Eur/Gbp: prova una reazione dopo il crollo di ieri

La sessione scorsa è stata decisiva per confermare il momento delicato del cambio euro/sterlina

Le recenti tensioni sono aumentate notevolmente dopo la scelta a sorpresa della BCE sui tassi e il nulla di fatto della riunione della Bank of England.

Ieri il governatore dell’istituto di Francoforte, Mario Draghi, è riuscito nell’impresa di stupire la comunità finanziaria, decidendo di anticipare il taglio del costo del denaro.

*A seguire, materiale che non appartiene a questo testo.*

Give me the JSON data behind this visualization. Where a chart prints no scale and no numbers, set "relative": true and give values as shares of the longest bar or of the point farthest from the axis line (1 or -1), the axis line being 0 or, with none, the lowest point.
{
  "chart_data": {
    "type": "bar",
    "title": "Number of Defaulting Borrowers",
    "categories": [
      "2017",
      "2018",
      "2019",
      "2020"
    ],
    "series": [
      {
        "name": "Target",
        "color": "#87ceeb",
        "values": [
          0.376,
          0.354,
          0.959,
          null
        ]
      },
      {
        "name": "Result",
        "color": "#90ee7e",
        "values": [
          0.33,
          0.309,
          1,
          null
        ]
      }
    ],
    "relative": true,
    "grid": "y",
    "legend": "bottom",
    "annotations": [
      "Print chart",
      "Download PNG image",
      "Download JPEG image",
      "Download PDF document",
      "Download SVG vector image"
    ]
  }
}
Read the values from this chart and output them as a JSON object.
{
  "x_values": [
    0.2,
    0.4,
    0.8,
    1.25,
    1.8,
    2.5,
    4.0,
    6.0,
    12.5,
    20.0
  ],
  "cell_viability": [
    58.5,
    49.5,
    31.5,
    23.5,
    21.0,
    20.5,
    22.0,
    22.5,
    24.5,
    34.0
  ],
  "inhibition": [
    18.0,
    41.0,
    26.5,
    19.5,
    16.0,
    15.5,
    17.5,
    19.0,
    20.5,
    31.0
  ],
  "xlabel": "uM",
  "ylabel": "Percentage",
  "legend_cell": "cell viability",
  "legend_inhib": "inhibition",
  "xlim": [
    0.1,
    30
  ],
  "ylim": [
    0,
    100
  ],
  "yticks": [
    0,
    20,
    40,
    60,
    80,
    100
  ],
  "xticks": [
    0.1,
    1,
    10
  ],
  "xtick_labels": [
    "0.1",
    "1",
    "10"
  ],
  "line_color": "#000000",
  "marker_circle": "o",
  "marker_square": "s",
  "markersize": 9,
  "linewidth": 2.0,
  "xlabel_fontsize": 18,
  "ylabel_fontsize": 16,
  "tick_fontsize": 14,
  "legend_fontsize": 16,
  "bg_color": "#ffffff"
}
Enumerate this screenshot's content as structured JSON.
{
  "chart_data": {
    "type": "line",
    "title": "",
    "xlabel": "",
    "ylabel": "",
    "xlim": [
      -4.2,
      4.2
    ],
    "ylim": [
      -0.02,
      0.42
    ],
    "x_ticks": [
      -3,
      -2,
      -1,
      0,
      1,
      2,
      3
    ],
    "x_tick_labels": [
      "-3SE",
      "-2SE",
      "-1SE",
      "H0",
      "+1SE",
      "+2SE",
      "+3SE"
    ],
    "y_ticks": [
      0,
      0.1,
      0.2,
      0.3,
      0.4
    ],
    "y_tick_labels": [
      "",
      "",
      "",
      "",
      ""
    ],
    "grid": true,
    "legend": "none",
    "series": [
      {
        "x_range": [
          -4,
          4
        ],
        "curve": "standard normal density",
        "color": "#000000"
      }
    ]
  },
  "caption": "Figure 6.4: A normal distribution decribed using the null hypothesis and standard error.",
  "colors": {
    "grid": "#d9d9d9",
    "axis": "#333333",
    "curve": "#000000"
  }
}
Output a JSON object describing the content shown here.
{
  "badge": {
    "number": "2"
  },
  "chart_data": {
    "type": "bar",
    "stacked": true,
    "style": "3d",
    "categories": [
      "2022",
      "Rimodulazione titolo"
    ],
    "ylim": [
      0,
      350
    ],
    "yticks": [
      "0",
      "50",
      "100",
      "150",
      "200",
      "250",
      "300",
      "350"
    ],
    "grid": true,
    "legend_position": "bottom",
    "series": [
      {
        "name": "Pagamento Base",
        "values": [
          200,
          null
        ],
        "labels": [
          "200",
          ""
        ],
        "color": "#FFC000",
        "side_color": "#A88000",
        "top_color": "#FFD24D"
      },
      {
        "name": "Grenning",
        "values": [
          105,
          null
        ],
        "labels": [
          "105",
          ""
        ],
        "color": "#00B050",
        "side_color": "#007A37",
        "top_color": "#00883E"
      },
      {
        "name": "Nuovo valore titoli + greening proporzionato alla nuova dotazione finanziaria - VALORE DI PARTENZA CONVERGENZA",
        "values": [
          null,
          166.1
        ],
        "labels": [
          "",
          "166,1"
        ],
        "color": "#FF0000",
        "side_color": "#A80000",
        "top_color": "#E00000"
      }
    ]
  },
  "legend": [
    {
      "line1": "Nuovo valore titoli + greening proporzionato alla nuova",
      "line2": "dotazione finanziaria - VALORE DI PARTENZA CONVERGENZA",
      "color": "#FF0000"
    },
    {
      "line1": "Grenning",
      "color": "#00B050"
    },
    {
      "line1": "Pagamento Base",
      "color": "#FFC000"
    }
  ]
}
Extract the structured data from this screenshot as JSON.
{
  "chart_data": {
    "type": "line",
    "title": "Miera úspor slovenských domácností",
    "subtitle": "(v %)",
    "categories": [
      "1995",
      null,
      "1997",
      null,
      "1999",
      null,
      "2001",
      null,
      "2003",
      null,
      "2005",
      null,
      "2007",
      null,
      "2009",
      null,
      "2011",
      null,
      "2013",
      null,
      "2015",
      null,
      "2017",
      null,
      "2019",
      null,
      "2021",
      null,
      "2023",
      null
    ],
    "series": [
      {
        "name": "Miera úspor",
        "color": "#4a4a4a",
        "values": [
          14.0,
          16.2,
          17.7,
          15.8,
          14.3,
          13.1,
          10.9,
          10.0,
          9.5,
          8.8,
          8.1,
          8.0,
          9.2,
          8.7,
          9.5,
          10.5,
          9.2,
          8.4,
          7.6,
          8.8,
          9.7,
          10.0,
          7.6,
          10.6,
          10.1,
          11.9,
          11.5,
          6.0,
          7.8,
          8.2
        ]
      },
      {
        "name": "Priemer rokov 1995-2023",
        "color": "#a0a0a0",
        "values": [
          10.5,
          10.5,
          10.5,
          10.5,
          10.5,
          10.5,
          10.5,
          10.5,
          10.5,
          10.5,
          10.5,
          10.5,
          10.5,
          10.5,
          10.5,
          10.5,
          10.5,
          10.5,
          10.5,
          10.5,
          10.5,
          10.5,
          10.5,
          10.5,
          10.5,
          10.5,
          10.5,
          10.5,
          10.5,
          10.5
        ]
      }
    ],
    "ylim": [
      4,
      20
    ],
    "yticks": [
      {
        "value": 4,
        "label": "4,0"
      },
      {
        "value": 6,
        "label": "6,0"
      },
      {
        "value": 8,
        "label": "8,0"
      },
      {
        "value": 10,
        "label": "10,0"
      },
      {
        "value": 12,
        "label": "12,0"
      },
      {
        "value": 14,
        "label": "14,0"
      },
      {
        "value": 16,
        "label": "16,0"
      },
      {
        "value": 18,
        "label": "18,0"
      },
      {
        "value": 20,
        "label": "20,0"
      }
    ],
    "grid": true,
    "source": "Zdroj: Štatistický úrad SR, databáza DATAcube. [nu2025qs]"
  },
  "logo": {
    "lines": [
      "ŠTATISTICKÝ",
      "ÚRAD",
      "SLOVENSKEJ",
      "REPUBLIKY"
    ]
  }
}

Il Governing Council della BCE ha deciso di ridurre i tassi d’interesse sulle operazioni di rifinanziamento principale di 25 basis points dallo 0,50% allo 0,25% e quelli sulle operazioni di rifinanziamento marginale dall’1% allo 0,75%. Invariati i tassi sui depositi allo 0%.

Le autorità monetarie della BCE hanno scelto di rendere ancora più accomodante la politica monetaria per evitare un ulteriore rallentamento dell’inflazione. Nella scorsa ottava l’ufficio di statistica europeo, Eurostat, aveva reso noto che l’indice dei prezzi al consumo si era attestato nel mese di ottobre al +0,7% a/a (a settembre +1,1% a/a). Proprio la frenata dell’inflazione ha convinto la banca centrale a intervenire sui tassi, riuscendo anche a superare gli ostacoli posti dalla Bundesbank che avrebbe preferito attendere ulteriormente prima di agire.

Secondo Draghi non esistono rischi di deflazione ma avremo per un periodo prolungato una crescita molto bassa dell’indice dei prezzi al consumo. Il governatore ha deciso, comunque, di tenersi qualche bullet nel proprio fucile, non concedendo particolari informazioni in merito a una nuova LTRO e a un possibile ulteriore taglio dei tassi. La nostra view è che nei prossimi mesi verrà effettuata una nuova LTRO per sostenere il mercato del credito. Riteniamo che lo staff della BCE stia esaminando ormai da parecchi mesi una LTRO modificata molto simile al Funding for Lending Scheme (FLS) lanciato dalla Bank of England nel luglio 2012. Concessione di fondi a tassi agevolati solamente a quegli istituto di credito che possiedono un tasso di concessione prestiti (famiglie e aziende) molto alto.

Per quanto concerne la Bank of England il meeting ha confermato le nostre attese con un nulla di fatto. Il MPC (Monetary Policy Committee) guidato dal governatore Mark Carney ha scelto di mantenere il costo del denaro allo 0,50% e il piano di quantitative easing invariato a 375 mld di sterline.

Dal punto di vista tecnico lo scivolone di ieri dell’eurgbp l’ha portato a segnare un minimo a 0,83, bottom degli ultimi nove mesi. La situazione di ipervenduto in cui si sono venuti a ritrovare i principali oscillatori di breve (RSI a 8 gg ben inferiore ai 30 punti) ha permesso al cross di evidenziare un rimbalzo fino a 0,8350. Tale reazione potrebbe essere significativa solamente con il superamento delle resistenze in area 0,8410 e 0,8445. L’eventuale cedimento del supporto a 0,83 getterebbe le basi per una estensione della discesa verso gli obiettivi situati a 0,8225, top di fine dicembre 2012.